Monday morning had that heavy, oppressive quality that made you want to crawl back under the covers. The sky was drab and threatening, with clouds so thick they seemed to press down on the house itself. It looked like rain - showers at the very least - though there were a few breaks in the cloud cover that offered the faint hope of a nicer day later on.
For once, I could hear Dave singing in the shower upstairs, his voice carrying through the ceiling in what sounded like genuine cheerfulness. I couldn't make out what he was singing, but it had a bouncy rhythm that seemed oddly at odds with the gloomy morning.
I filled my glass with water and flicked on the kettle. Monday meant cornflakes - back to the reliable start of the working week. The robin was on the bird table again, something clutched firmly in its beak, though I couldn't make out what it was from this distance. After a moment, it flew off toward the silver birch, and I could hear it singing triumphantly from somewhere in the branches, clearly pleased with whatever prize it had secured.

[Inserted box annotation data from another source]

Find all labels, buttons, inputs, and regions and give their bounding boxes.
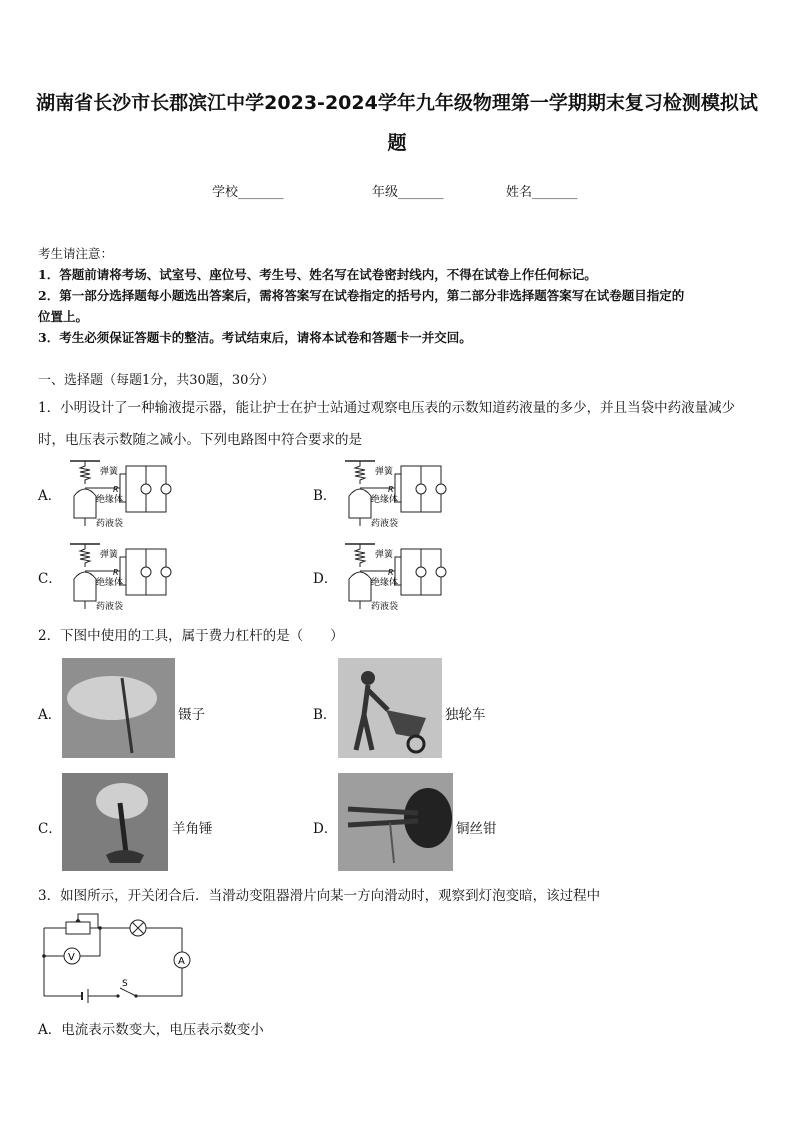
bag-label: 药液袋	[371, 602, 399, 611]
q1-option-a-diagram	[60, 456, 190, 528]
voltmeter-label: V	[68, 952, 75, 963]
q2-option-a-letter: A．	[38, 707, 62, 723]
switch-label: S	[122, 979, 128, 989]
resistor-label: R	[388, 568, 394, 577]
resistor-label: R	[113, 568, 119, 577]
bag-label: 药液袋	[96, 519, 124, 528]
claw-hammer-photo	[62, 773, 168, 871]
switch-symbol	[120, 988, 136, 996]
name-field: 姓名_______	[506, 185, 578, 200]
q2-option-a-label: 镊子	[178, 707, 205, 723]
section-heading: 一、选择题（每题1分，共30题，30分）	[38, 373, 275, 388]
q1-option-b-diagram	[335, 456, 465, 528]
page-title-continued: 题	[387, 132, 407, 154]
wire-pliers-photo	[338, 773, 453, 871]
tweezers-photo	[62, 658, 175, 758]
insulator-label: 绝缘体	[371, 495, 399, 505]
bag-label: 药液袋	[96, 602, 124, 611]
q1-option-a-letter: A．	[38, 488, 62, 504]
page-title: 湖南省长沙市长郡滨江中学2023-2024学年九年级物理第一学期期末复习检测模拟试	[36, 92, 758, 114]
q2-option-c-letter: C．	[38, 821, 62, 837]
q2-option-d-letter: D．	[313, 821, 338, 837]
q1-stem-line1: 1．小明设计了一种输液提示器，能让护士在护士站通过观察电压表的示数知道药液量的多少，并且当袋中药液量减少	[38, 400, 736, 416]
insulator-label: 绝缘体	[96, 578, 124, 588]
q1-option-c-diagram	[60, 539, 190, 611]
notice-item-1: 1．答题前请将考场、试室号、座位号、考生号、姓名写在试卷密封线内，不得在试卷上作任何标记。	[38, 267, 597, 282]
q2-option-c-label: 羊角锤	[172, 821, 213, 837]
notice-heading: 考生请注意：	[38, 246, 114, 261]
q3-circuit-diagram	[40, 912, 200, 1004]
q1-option-c-letter: C．	[38, 571, 62, 587]
spring-label: 弹簧	[100, 467, 119, 477]
q2-option-b-letter: B．	[313, 707, 337, 723]
q2-option-b-label: 独轮车	[445, 707, 486, 723]
q3-option-a: A．电流表示数变大，电压表示数变小	[38, 1022, 264, 1038]
insulator-label: 绝缘体	[96, 495, 124, 505]
q1-option-d-letter: D．	[313, 571, 338, 587]
resistor-label: R	[388, 485, 394, 494]
notice-item-3: 3．考生必须保证答题卡的整洁。考试结束后，请将本试卷和答题卡一并交回。	[38, 330, 472, 345]
school-field: 学校_______	[212, 185, 284, 200]
wheelbarrow-photo	[338, 658, 442, 758]
q3-stem: 3．如图所示，开关闭合后．当滑动变阻器滑片向某一方向滑动时，观察到灯泡变暗，该过程中	[38, 888, 601, 904]
ammeter-label: A	[178, 956, 185, 967]
q1-option-d-diagram	[335, 539, 465, 611]
insulator-label: 绝缘体	[371, 578, 399, 588]
notice-item-2-cont: 位置上。	[38, 309, 89, 324]
resistor-label: R	[113, 485, 119, 494]
rheostat-symbol	[66, 922, 90, 934]
spring-label: 弹簧	[100, 550, 119, 560]
q2-option-d-label: 铜丝钳	[456, 821, 497, 837]
grade-field: 年级_______	[372, 185, 444, 200]
spring-label: 弹簧	[375, 467, 394, 477]
q1-stem-line2: 时，电压表示数随之减小。下列电路图中符合要求的是	[38, 432, 362, 448]
q2-stem: 2．下图中使用的工具，属于费力杠杆的是（ ）	[38, 628, 344, 644]
spring-label: 弹簧	[375, 550, 394, 560]
notice-item-2: 2．第一部分选择题每小题选出答案后，需将答案写在试卷指定的括号内，第二部分非选择题答案写在试卷题目指定的	[38, 288, 685, 303]
bag-label: 药液袋	[371, 519, 399, 528]
q1-option-b-letter: B．	[313, 488, 337, 504]
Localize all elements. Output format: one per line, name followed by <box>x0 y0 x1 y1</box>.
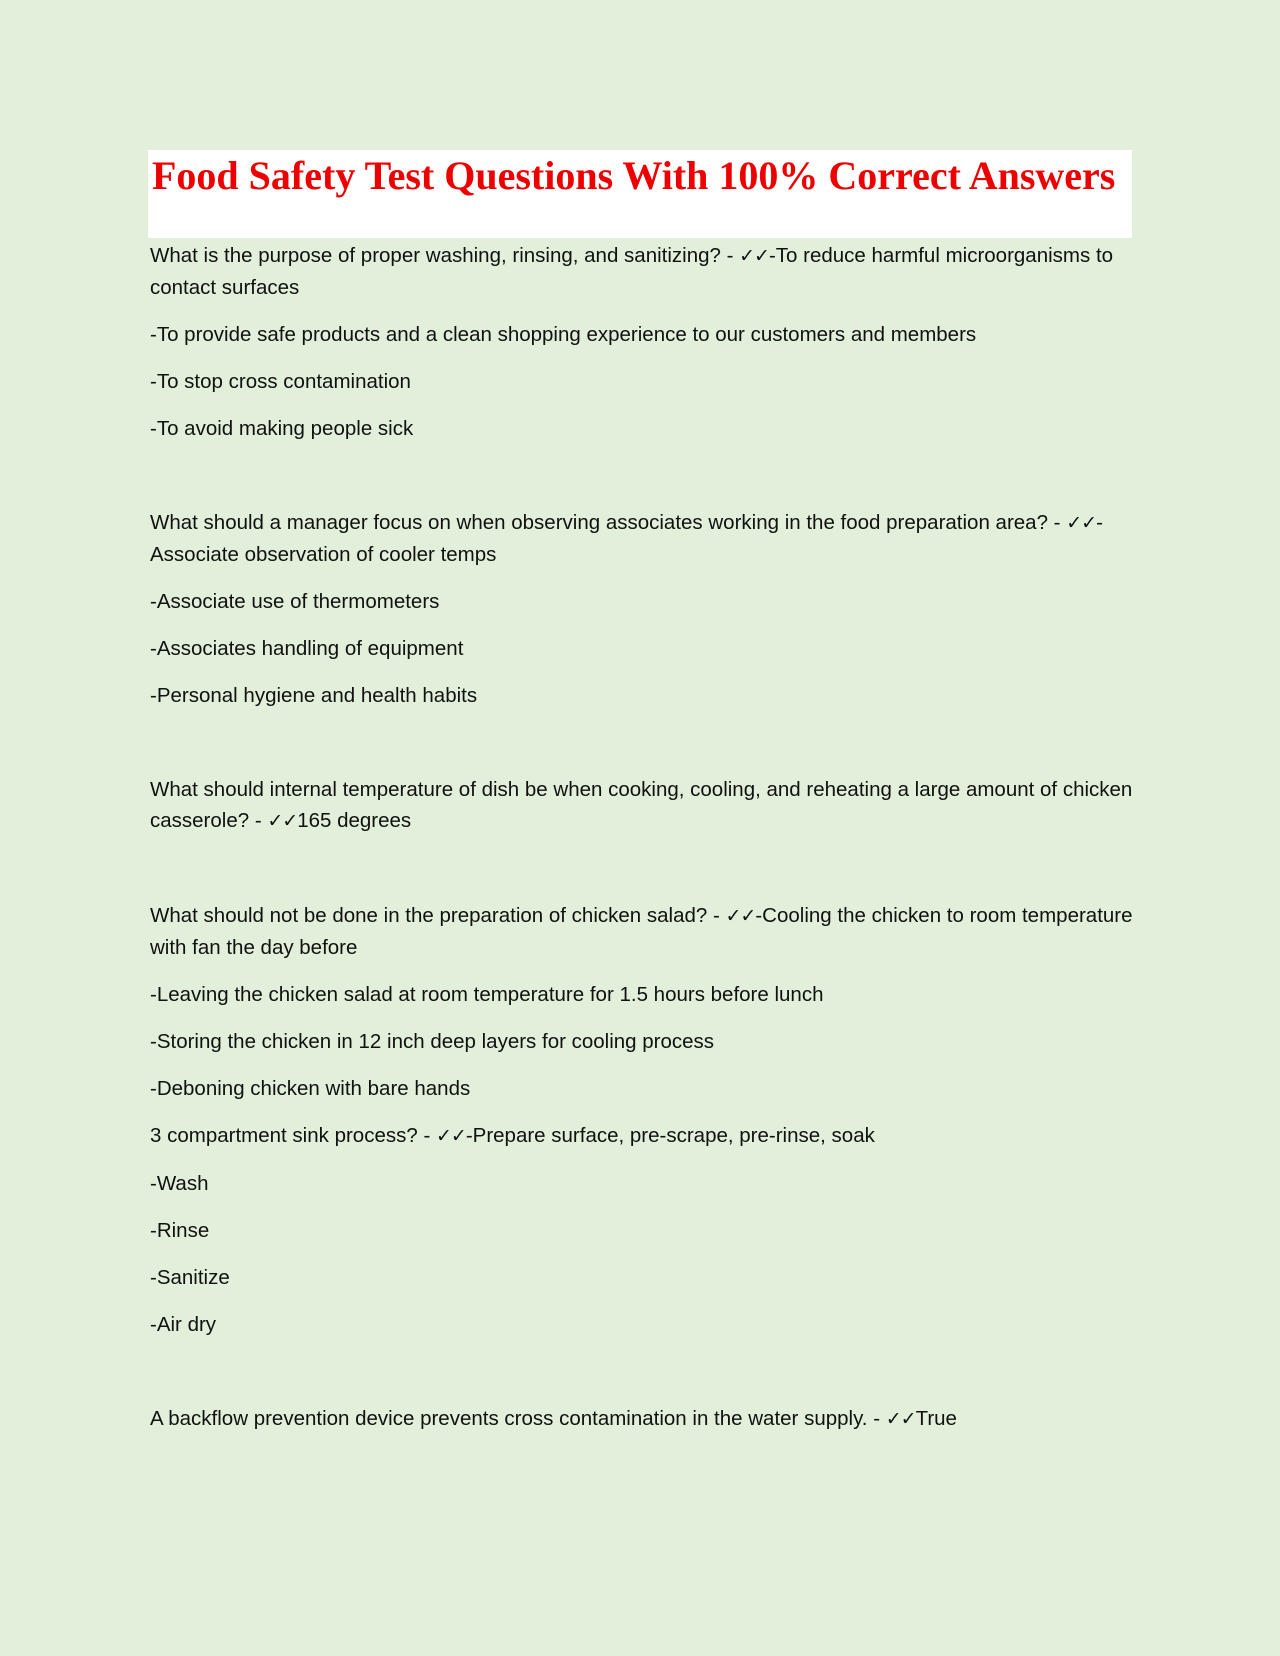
title-box <box>148 150 1132 238</box>
answer-option: -Wash <box>150 1172 209 1195</box>
answer-option: -Deboning chicken with bare hands <box>150 1077 471 1100</box>
answer-option: -To avoid making people sick <box>150 417 414 440</box>
answer-option: -Associates handling of equipment <box>150 637 464 660</box>
answer-text: -Prepare surface, pre-scrape, pre-rinse, soak <box>465 1124 875 1147</box>
double-check-icon: ✓✓ <box>885 1408 916 1430</box>
answer-text: -To reduce harmful microorganisms to contact surfaces <box>150 244 1114 299</box>
question-text: 3 compartment sink process? - <box>150 1124 436 1147</box>
section-spacer <box>150 853 1134 900</box>
question-6 <box>150 1403 1134 1435</box>
question-text: What should internal temperature of dish be when cooking, cooling, and reheating a large amount of chicken casserole? - <box>150 778 1133 832</box>
answer-option: -Air dry <box>150 1313 217 1336</box>
answer-option: -To provide safe products and a clean shopping experience to our customers and members <box>150 323 977 346</box>
question-1 <box>150 240 1134 303</box>
answer-option: -Personal hygiene and health habits <box>150 684 478 707</box>
question-text: What should not be done in the preparation of chicken salad? - <box>150 904 726 927</box>
answer-option: -Storing the chicken in 12 inch deep layers for cooling process <box>150 1030 715 1053</box>
document-title: Food Safety Test Questions With 100% Correct Answers <box>152 153 1116 198</box>
answer-option: -Sanitize <box>150 1266 230 1289</box>
question-5 <box>150 1120 1134 1152</box>
section-spacer <box>150 727 1134 774</box>
answer-option: -Leaving the chicken salad at room temperature for 1.5 hours before lunch <box>150 983 824 1006</box>
section-spacer <box>150 1356 1134 1403</box>
double-check-icon: ✓✓ <box>739 245 769 267</box>
question-4 <box>150 900 1134 963</box>
double-check-icon: ✓✓ <box>435 1125 466 1147</box>
question-text: A backflow prevention device prevents cross contamination in the water supply. - <box>150 1407 886 1430</box>
question-text: What should a manager focus on when observing associates working in the food preparation area? - <box>150 511 1067 534</box>
answer-text: -Associate observation of cooler temps <box>150 511 1103 566</box>
double-check-icon: ✓✓ <box>267 810 298 832</box>
question-3 <box>150 774 1134 837</box>
answer-option: -To stop cross contamination <box>150 370 411 393</box>
answer-text: True <box>915 1407 957 1430</box>
section-spacer <box>150 460 1134 507</box>
double-check-icon: ✓✓ <box>1066 512 1097 534</box>
answer-option: -Associate use of thermometers <box>150 590 440 613</box>
answer-option: -Rinse <box>150 1219 210 1242</box>
question-text: What is the purpose of proper washing, rinsing, and sanitizing? - <box>150 244 740 267</box>
double-check-icon: ✓✓ <box>725 905 756 927</box>
document-body <box>150 240 1134 1451</box>
answer-text: 165 degrees <box>297 809 412 832</box>
answer-text: -Cooling the chicken to room temperature with fan the day before <box>150 904 1133 959</box>
question-2 <box>150 507 1134 570</box>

The radio crackled to life as I poured the cornflakes into my bowl, and Gary's voice carried a barely suppressed glee that suggested he was about to share something particularly scandalous.
"Right then, some rather interesting local news this morning," Gary began, his voice thick with mischief. "Local council candidate Bamber Bastion-Smythe was seen running down the high street yesterday afternoon in his birthday suit, being chased by what we can only assume was an irate husband. Mr. Bastion-Smythe has announced he will no longer be standing in the upcoming elections."
I added milk to my cereal, listening as Gary clearly warmed to his theme.
"Now, a video has appeared online, along with several photos that reveal what appears to be a significantly reducing majority," Gary continued, barely able to contain his laughter. "I was sure the swingometer was larger than that! Though I suppose when you're caught with your trousers down, literally, your standing in the polls is bound to suffer!"
You could hear muffled shouting in the background - clearly Kate trying to rein him in - but Gary was on a roll.
"Let's have a bit of music that seems appropriate for the situation, shall we?"
The opening notes of "The Streak" began to play, but were abruptly cut off after just a few seconds.
"Oh, come on!" Gary protested with a laugh. "That song is a classic and so apt for today! We all see you, Mr. Bastion-Smythe! Shame it was such a cold day - your majority really does seem to be shrinking!"
I smirked and shook my head at Gary's relentless pursuit of innuendo, then reached for the radio dial. I'd heard quite enough for one morning. As I turned it off, my eye caught something on the worktop - a strange, colourful stain that definitely hadn't been there yesterday.
I grabbed a spray bottle and cloth from under the sink and set about cleaning it off. One of Dave's late-night culinary concoctions, no doubt. The man had a talent for creating messes that defied both logic and the laws of physics.
I'd just finished wiping down the surface when Dave appeared in the doorway, looking surprisingly chipper for a Monday morning. His hair was still damp from the shower, and he carried what appeared to be a steaming mug of coffee. The rich aroma that wafted across the kitchen, however, suggested it was considerably more than just coffee - the unmistakable scent of Irish whiskey was unmistakable.
He sat down across from me, took a contented sip of his fortified morning beverage, and gazed out at the threatening sky. Judging by the face he pulled, it was maybe a bit of a stronger drink than he thought.
"You know," Dave said, setting down his mug with the satisfied air of someone who'd just solved a major sociological puzzle, "I like to think fads and fashion is a kind of idiot tax, not just on your wealth but also your mental wellbeing. Be yourself, man, not what some trumped-up armpit-looking man tells you to be."
I found myself smirking at the visual of an armpit-looking fashion guru, but still looked across at him and said, "What the fuck, Dave."